In this trade, the maximum loss would be equal to the amount spent to open the trade, or $95.
The maximum gain on the trade is equal to the difference in exercise prices less the amount of the premium paid to open the trade.
For this trade in VIR, the maximum gain is $155 ($47.50- $45= $2.50; 2.50- $0.95 = $1.55). This represents $155 per contract since each contract covers 100 shares.
Most brokers will require minimum trading capital equal to the risk on the trade, or $95 to open this trade.
That is a potential gain of about 63% based on the amount risked in the trade. The trade could be closed early if the maximum gain is realized before the options expire.
A Trade for Short Term Bulls
As with the ownership of any stock, buying VIR could require a significant amount of capital and exposes the investor to standard risks of owning a stock.

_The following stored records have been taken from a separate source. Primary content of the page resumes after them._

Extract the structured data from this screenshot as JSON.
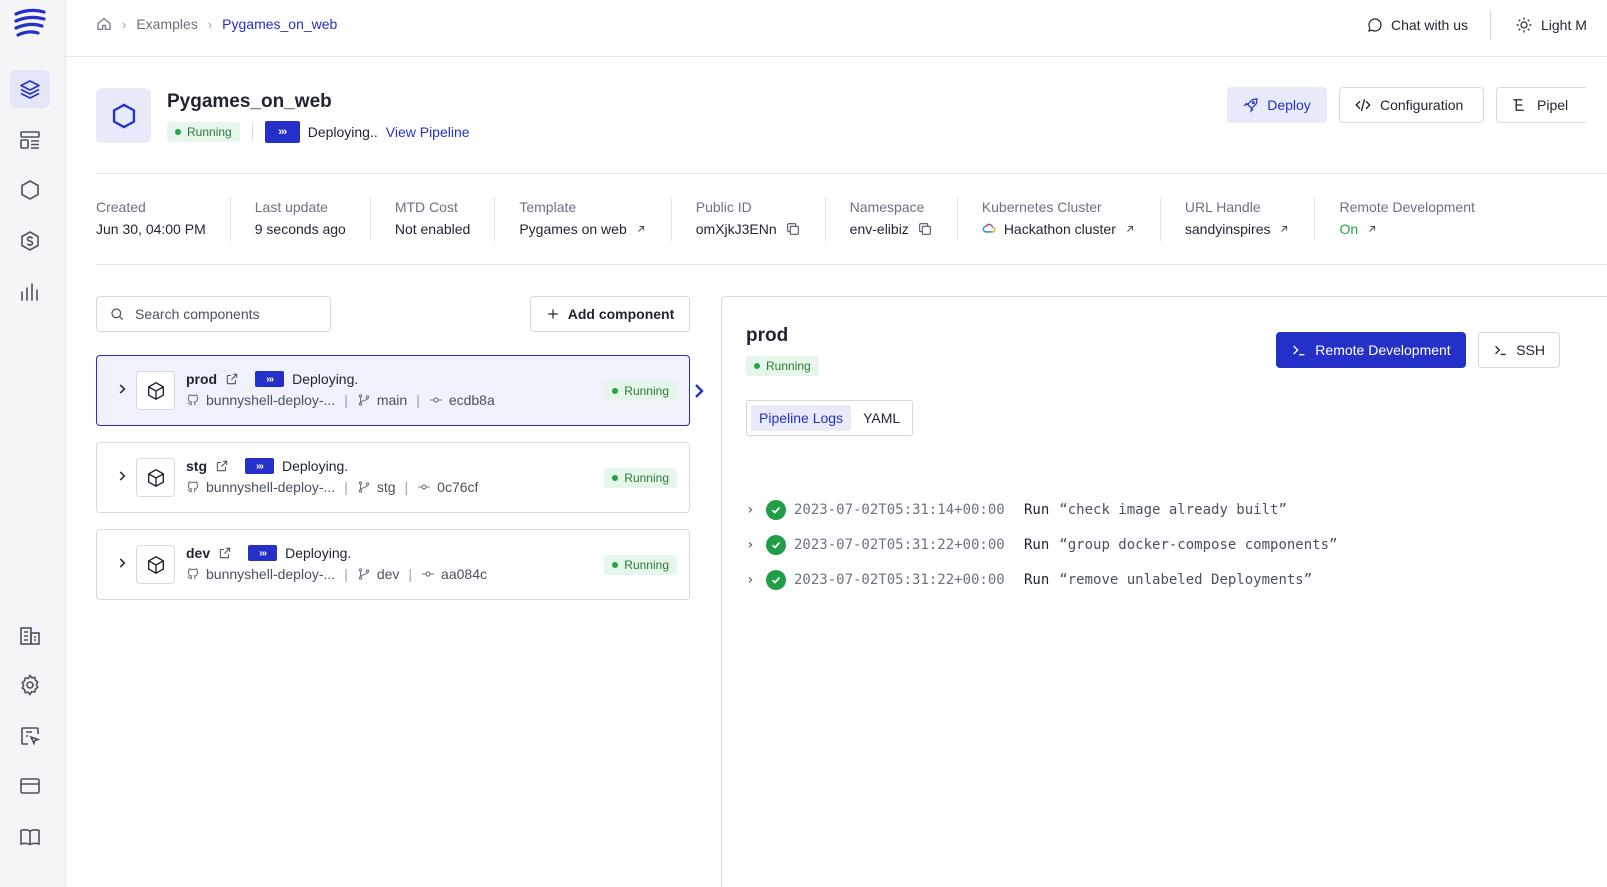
{
  "breadcrumb": {
    "items": [
      "Examples",
      "Pygames_on_web"
    ]
  },
  "topbar": {
    "chat_label": "Chat with us",
    "theme_label": "Light M"
  },
  "env": {
    "title": "Pygames_on_web",
    "status": "Running",
    "pipeline_status": "Deploying..",
    "view_pipeline": "View Pipeline"
  },
  "header_buttons": {
    "deploy": "Deploy",
    "configuration": "Configuration",
    "pipeline": "Pipel"
  },
  "info": [
    {
      "label": "Created",
      "value": "Jun 30, 04:00 PM"
    },
    {
      "label": "Last update",
      "value": "9 seconds ago"
    },
    {
      "label": "MTD Cost",
      "value": "Not enabled"
    },
    {
      "label": "Template",
      "value": "Pygames on web"
    },
    {
      "label": "Public ID",
      "value": "omXjkJ3ENn"
    },
    {
      "label": "Namespace",
      "value": "env-elibiz"
    },
    {
      "label": "Kubernetes Cluster",
      "value": "Hackathon cluster"
    },
    {
      "label": "URL Handle",
      "value": "sandyinspires"
    },
    {
      "label": "Remote Development",
      "value": "On"
    }
  ],
  "search": {
    "placeholder": "Search  components"
  },
  "add_component": "Add component",
  "components": [
    {
      "name": "prod",
      "status_text": "Deploying.",
      "repo": "bunnyshell-deploy-...",
      "branch": "main",
      "commit": "ecdb8a",
      "status": "Running"
    },
    {
      "name": "stg",
      "status_text": "Deploying.",
      "repo": "bunnyshell-deploy-...",
      "branch": "stg",
      "commit": "0c76cf",
      "status": "Running"
    },
    {
      "name": "dev",
      "status_text": "Deploying.",
      "repo": "bunnyshell-deploy-...",
      "branch": "dev",
      "commit": "aa084c",
      "status": "Running"
    }
  ],
  "detail": {
    "title": "prod",
    "status": "Running",
    "remote_dev_button": "Remote Development",
    "ssh_button": "SSH",
    "tabs": [
      "Pipeline Logs",
      "YAML"
    ],
    "logs": [
      {
        "timestamp": "2023-07-02T05:31:14+00:00",
        "verb": "Run",
        "command": "“check image already built”"
      },
      {
        "timestamp": "2023-07-02T05:31:22+00:00",
        "verb": "Run",
        "command": "“group docker-compose components”"
      },
      {
        "timestamp": "2023-07-02T05:31:22+00:00",
        "verb": "Run",
        "command": "“remove unlabeled Deployments”"
      }
    ]
  },
  "colors": {
    "accent": "#2530c9",
    "success": "#22a447",
    "sidebar_bg": "#f4f5f7"
  }
}
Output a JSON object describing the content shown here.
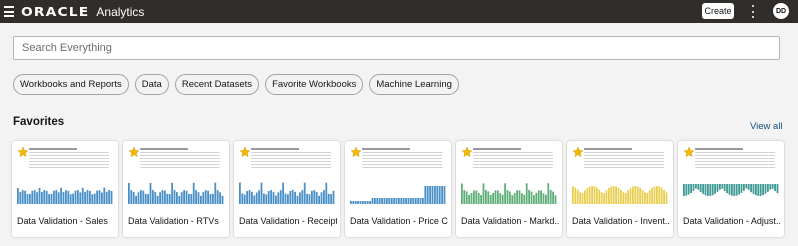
{
  "header": {
    "brand": "ORACLE",
    "product": "Analytics",
    "create_label": "Create",
    "avatar_initials": "DD",
    "menu_icon": "hamburger-icon",
    "more_icon": "kebab-icon",
    "background": "#312d2a"
  },
  "search": {
    "placeholder": "Search Everything",
    "value": ""
  },
  "chips": [
    "Workbooks and Reports",
    "Data",
    "Recent Datasets",
    "Favorite Workbooks",
    "Machine Learning"
  ],
  "favorites": {
    "title": "Favorites",
    "view_all": "View all",
    "star_color": "#f5b800",
    "cards": [
      {
        "label": "Data Validation - Sales",
        "chart": "blue-bars"
      },
      {
        "label": "Data Validation - RTVs",
        "chart": "blue-bars"
      },
      {
        "label": "Data Validation - Receipts",
        "chart": "blue-bars"
      },
      {
        "label": "Data Validation - Price C...",
        "chart": "blue-table"
      },
      {
        "label": "Data Validation - Markd...",
        "chart": "green-bars"
      },
      {
        "label": "Data Validation - Invent...",
        "chart": "yellow-bars"
      },
      {
        "label": "Data Validation - Adjust...",
        "chart": "teal-bars"
      }
    ]
  }
}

To reduce the risks of a trade, an investor could purchase a call option. This allows them to benefit from upside moves in the stock while limiting risk to the amount paid for the options. However, buying a call option can also require a significant amount of capital and includes the risk of a 100% loss.
Whenever an option is bought, the maximum risk is always equal to 100% of the amount of spent to purchase the option. Since options cost significantly less than a stock, the risk in dollar terms will be relatively small to own an option.
To further limit the risks of the trade, an investor could use a bull call spread. This strategy consists of buying one call option and selling another at a higher strike price to help pay for the cost of buying the first call. The spread strategy always reduces the risk of an options trade.
This strategy is designed to profit from a gain in the underlying stock’s price but the benefit of avoiding the large up-front capital outlay and downside risk of outright stock ownership. The potential risks and rewards of this strategy are summarized in the chart below.
Source: The Options Industry Council
Both the potential profit and loss for the bull call spread are limited. The maximum loss is equal to the net premium paid when the trade is opened. The maximum profit is limited to the difference between the strike prices, less the debit paid to put on the position.
This strategy could be especially appealing with high priced stocks where the share price and options premiums are often a significant commitment of capital for smaller investors.